Kinetics of the Reactions of Alkyl Iodides with HI

Abstract

A reexamination of Ogg's data on the kinetics of the reactions of RI+HI→RH+I₂ where R=CH₃, C₂H₅ or n—C₃H₇, shows that the mechanism is a simple I‐atom catalyzed, radical reaction with the steps $$\begin{array}{c}\mathrm{I}+\mathrm{RI}\rightleftarrows {\displaystyle {lim}_2^1}\mathrm{R}+{\mathrm{I}}_2\\ \mathrm{R}+\mathrm{HI}\to {\displaystyle {lim}_3}\mathrm{RH}+\mathrm{I}.\end{array}$$ The rate expression is $$\mathrm{d\; (}{\mathrm{I}}_2{\mathrm{)/dt=k}}_1{k}_3{K}^{\frac{1}{2}}(\mathrm{RI}\mathrm{)\; (}\mathrm{HI}{\mathrm{)/[k}}_2({\mathrm{I}}_2{\mathrm{)+k}}_3(\mathrm{HI}\mathrm{)],}$$ where K is the equilibrium constant for dissociation of I₂. Values are obtained for k₁, and the inhibition ratio k₃/k₂ at one temperature and for k₁k₃/k₂ over a temperature range.

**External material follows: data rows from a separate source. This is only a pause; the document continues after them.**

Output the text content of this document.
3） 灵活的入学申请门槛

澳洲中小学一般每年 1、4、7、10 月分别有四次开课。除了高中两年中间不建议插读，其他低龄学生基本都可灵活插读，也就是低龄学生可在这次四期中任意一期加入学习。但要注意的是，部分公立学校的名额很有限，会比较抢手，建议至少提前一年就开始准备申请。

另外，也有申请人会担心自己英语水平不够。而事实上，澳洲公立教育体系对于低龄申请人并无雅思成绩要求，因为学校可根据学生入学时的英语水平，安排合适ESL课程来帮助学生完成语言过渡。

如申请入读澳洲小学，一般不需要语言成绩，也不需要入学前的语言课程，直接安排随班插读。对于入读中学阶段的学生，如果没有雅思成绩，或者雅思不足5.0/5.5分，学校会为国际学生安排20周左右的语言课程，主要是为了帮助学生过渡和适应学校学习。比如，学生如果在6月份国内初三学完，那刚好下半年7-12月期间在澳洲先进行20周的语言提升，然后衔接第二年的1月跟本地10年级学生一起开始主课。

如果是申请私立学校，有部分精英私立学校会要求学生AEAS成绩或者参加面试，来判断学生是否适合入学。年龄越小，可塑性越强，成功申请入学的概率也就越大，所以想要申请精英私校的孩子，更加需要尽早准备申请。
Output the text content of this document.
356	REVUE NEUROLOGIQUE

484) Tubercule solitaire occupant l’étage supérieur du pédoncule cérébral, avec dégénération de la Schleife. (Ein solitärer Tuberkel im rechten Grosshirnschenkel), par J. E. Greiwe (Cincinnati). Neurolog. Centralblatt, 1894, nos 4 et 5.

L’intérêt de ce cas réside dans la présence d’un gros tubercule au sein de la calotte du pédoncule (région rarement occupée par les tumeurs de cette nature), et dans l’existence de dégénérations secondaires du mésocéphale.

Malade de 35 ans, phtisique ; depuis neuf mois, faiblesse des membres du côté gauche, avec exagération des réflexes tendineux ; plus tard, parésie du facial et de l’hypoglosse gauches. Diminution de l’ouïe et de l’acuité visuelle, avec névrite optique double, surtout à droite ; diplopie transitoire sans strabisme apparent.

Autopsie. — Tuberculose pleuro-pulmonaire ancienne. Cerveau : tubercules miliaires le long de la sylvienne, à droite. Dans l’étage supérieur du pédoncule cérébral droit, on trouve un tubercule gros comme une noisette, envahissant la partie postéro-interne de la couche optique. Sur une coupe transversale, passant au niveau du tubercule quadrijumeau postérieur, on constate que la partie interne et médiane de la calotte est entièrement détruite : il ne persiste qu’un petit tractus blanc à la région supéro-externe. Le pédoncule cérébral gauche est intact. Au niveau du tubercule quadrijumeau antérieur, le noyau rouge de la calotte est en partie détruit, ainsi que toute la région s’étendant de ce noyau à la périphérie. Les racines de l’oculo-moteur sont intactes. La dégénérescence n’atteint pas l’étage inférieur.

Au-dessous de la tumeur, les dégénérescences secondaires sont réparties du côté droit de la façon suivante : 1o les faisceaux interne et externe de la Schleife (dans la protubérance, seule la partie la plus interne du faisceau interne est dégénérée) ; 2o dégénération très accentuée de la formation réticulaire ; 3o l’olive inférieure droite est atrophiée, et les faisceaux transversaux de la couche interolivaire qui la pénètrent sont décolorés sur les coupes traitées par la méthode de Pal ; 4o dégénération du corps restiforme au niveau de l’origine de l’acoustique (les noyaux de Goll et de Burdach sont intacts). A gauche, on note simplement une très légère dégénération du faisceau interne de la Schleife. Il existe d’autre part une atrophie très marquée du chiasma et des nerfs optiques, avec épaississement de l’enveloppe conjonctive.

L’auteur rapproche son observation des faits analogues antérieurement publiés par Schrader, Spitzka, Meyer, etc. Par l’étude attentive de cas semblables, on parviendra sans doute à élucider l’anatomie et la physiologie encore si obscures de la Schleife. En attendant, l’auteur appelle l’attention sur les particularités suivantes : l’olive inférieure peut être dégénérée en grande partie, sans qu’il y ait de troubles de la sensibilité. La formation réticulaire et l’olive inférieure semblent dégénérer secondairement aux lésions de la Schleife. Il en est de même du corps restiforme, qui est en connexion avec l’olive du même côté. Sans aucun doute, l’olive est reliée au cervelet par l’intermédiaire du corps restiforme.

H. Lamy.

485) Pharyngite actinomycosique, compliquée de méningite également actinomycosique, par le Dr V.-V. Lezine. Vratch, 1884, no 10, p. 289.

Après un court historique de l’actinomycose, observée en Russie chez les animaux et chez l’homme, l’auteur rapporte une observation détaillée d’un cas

Using some entropy estimates, values are deduced for A₁, A₂, A₃, and A₄ (reverse of step 3) all of which seem quite reasonable and self‐consistent. The difference (E₃—E₂) appears to lie between 0 and 2 kcal/mole while E₁ is in excess of the estimated endothermicity of reaction (1) by not more than 1.5 kcal mole. There seems to be good agreement with independent data on the kinetics of pyrolysis of alkyl and aryl iodides which also turn out to be I‐atom catalyzed, radical reactions.